Korrieri
- Type: Daily newspaper
- Format: Berliner
- Founded: 28 March 2001
- Ceased publication: 2009 (active online)
- Political alignment: Unaffiliated center left
- Language: Albanian
- Circulation: 8,000 (2002)
- Website: Korrieri

= Korrieri =

Korrieri (Courier) was an Albanian language daily newspaper. Lately, it has transformed into an online news portal.

==History and profile==
Established on 28 March 2001 as a berliner type publication, Korrieri was for a period (April 2007 - January 2009) on the front line of transforming Albanian journalism into a more market-driven activity exhibiting a British tabloid style newspaper which offered a vast range of articles of popular interest. Its style at the time was aggressive and direct and it very often published issues other publications will not touch. It had a high reputation among the young generation, but also it was highly respectable and strongly influential into the political levels. In March 2006, the student newspaper Reporteri became its fortnightly supplement on Saturdays. Elton Metaj served as the editor-in-chief of Korrieri which has no political affiliation and a center left political leaning.
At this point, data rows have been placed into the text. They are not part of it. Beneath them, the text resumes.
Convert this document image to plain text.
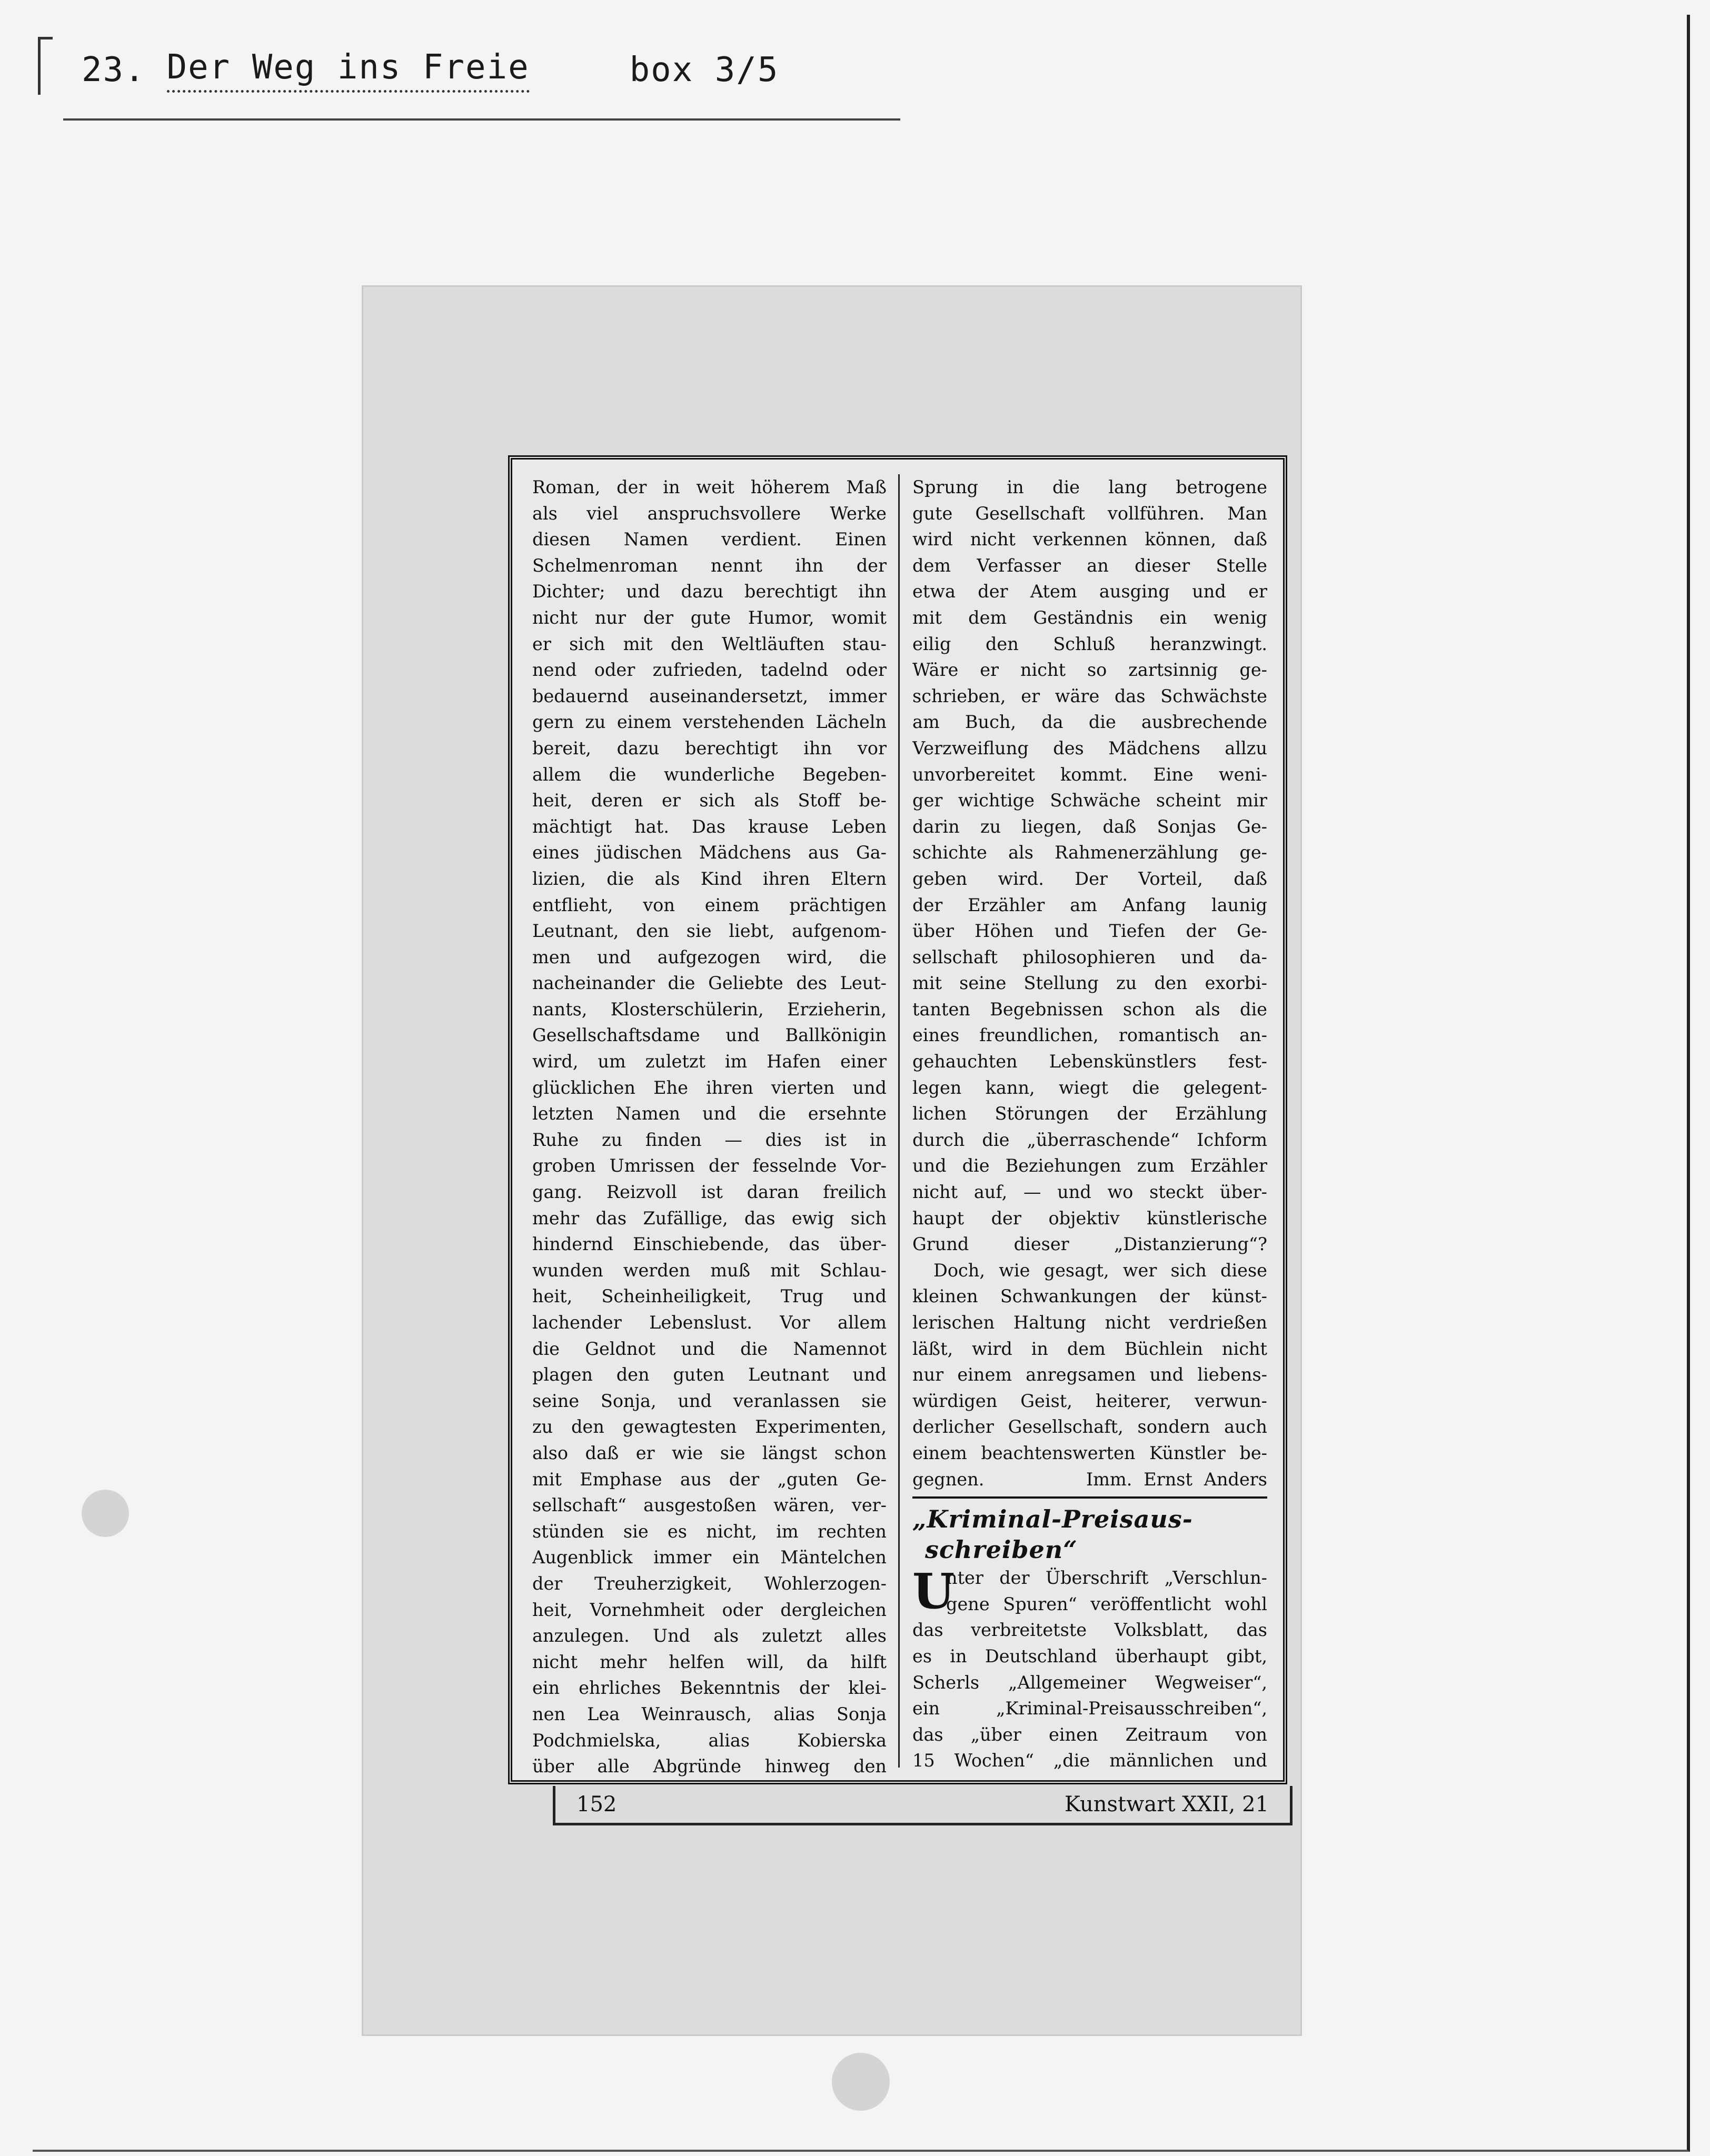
23. Der Weg ins Freie	box 3/5
Roman, der in weit höherem Maß
als viel anspruchsvollere Werke
diesen Namen verdient. Einen
Schelmenroman nennt ihn der
Dichter; und dazu berechtigt ihn
nicht nur der gute Humor, womit
er sich mit den Weltläuften stau-
nend oder zufrieden, tadelnd oder
bedauernd auseinandersetzt, immer
gern zu einem verstehenden Lächeln
bereit, dazu berechtigt ihn vor
allem die wunderliche Begeben-
heit, deren er sich als Stoff be-
mächtigt hat. Das krause Leben
eines jüdischen Mädchens aus Ga-
lizien, die als Kind ihren Eltern
entflieht, von einem prächtigen
Leutnant, den sie liebt, aufgenom-
men und aufgezogen wird, die
nacheinander die Geliebte des Leut-
nants, Klosterschülerin, Erzieherin,
Gesellschaftsdame und Ballkönigin
wird, um zuletzt im Hafen einer
glücklichen Ehe ihren vierten und
letzten Namen und die ersehnte
Ruhe zu finden — dies ist in
groben Umrissen der fesselnde Vor-
gang. Reizvoll ist daran freilich
mehr das Zufällige, das ewig sich
hindernd Einschiebende, das über-
wunden werden muß mit Schlau-
heit, Scheinheiligkeit, Trug und
lachender Lebenslust. Vor allem
die Geldnot und die Namennot
plagen den guten Leutnant und
seine Sonja, und veranlassen sie
zu den gewagtesten Experimenten,
also daß er wie sie längst schon
mit Emphase aus der „guten Ge-
sellschaft“ ausgestoßen wären, ver-
stünden sie es nicht, im rechten
Augenblick immer ein Mäntelchen
der Treuherzigkeit, Wohlerzogen-
heit, Vornehmheit oder dergleichen
anzulegen. Und als zuletzt alles
nicht mehr helfen will, da hilft
ein ehrliches Bekenntnis der klei-
nen Lea Weinrausch, alias Sonja
Podchmielska, alias Kobierska
über alle Abgründe hinweg den
Sprung in die lang betrogene
gute Gesellschaft vollführen. Man
wird nicht verkennen können, daß
dem Verfasser an dieser Stelle
etwa der Atem ausging und er
mit dem Geständnis ein wenig
eilig den Schluß heranzwingt.
Wäre er nicht so zartsinnig ge-
schrieben, er wäre das Schwächste
am Buch, da die ausbrechende
Verzweiflung des Mädchens allzu
unvorbereitet kommt. Eine weni-
ger wichtige Schwäche scheint mir
darin zu liegen, daß Sonjas Ge-
schichte als Rahmenerzählung ge-
geben wird. Der Vorteil, daß
der Erzähler am Anfang launig
über Höhen und Tiefen der Ge-
sellschaft philosophieren und da-
mit seine Stellung zu den exorbi-
tanten Begebnissen schon als die
eines freundlichen, romantisch an-
gehauchten Lebenskünstlers fest-
legen kann, wiegt die gelegent-
lichen Störungen der Erzählung
durch die „überraschende“ Ichform
und die Beziehungen zum Erzähler
nicht auf, — und wo steckt über-
haupt der objektiv künstlerische
Grund dieser „Distanzierung“?
Doch, wie gesagt, wer sich diese
kleinen Schwankungen der künst-
lerischen Haltung nicht verdrießen
läßt, wird in dem Büchlein nicht
nur einem anregsamen und liebens-
würdigen Geist, heiterer, verwun-
derlicher Gesellschaft, sondern auch
einem beachtenswerten Künstler be-
gegnen.	Imm. Ernst Anders
„Kriminal-Preisaus-
schreiben“
U
nter der Überschrift „Verschlun-
gene Spuren“ veröffentlicht wohl
das verbreitetste Volksblatt, das
es in Deutschland überhaupt gibt,
Scherls „Allgemeiner Wegweiser“,
ein „Kriminal-Preisausschreiben“,
das „über einen Zeitraum von
15 Wochen“ „die männlichen und
152	Kunstwart XXII, 21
The publisher of Korrieri was Media 5 Ltd. of which the majority share was owned by the Media 6 JSC.

In January 2009 the direction board of the paper decided on a return to mainstream journalism, causing the interruption of all ongoing projects of transformation and returning Korrieri into a middle-low level newspaper as it was before its short golden period.

In 2009 the new administration of Korrieri announced its bankruptcy and shutdown.

Korrieri had a circulation of 8,000 copies in 2002.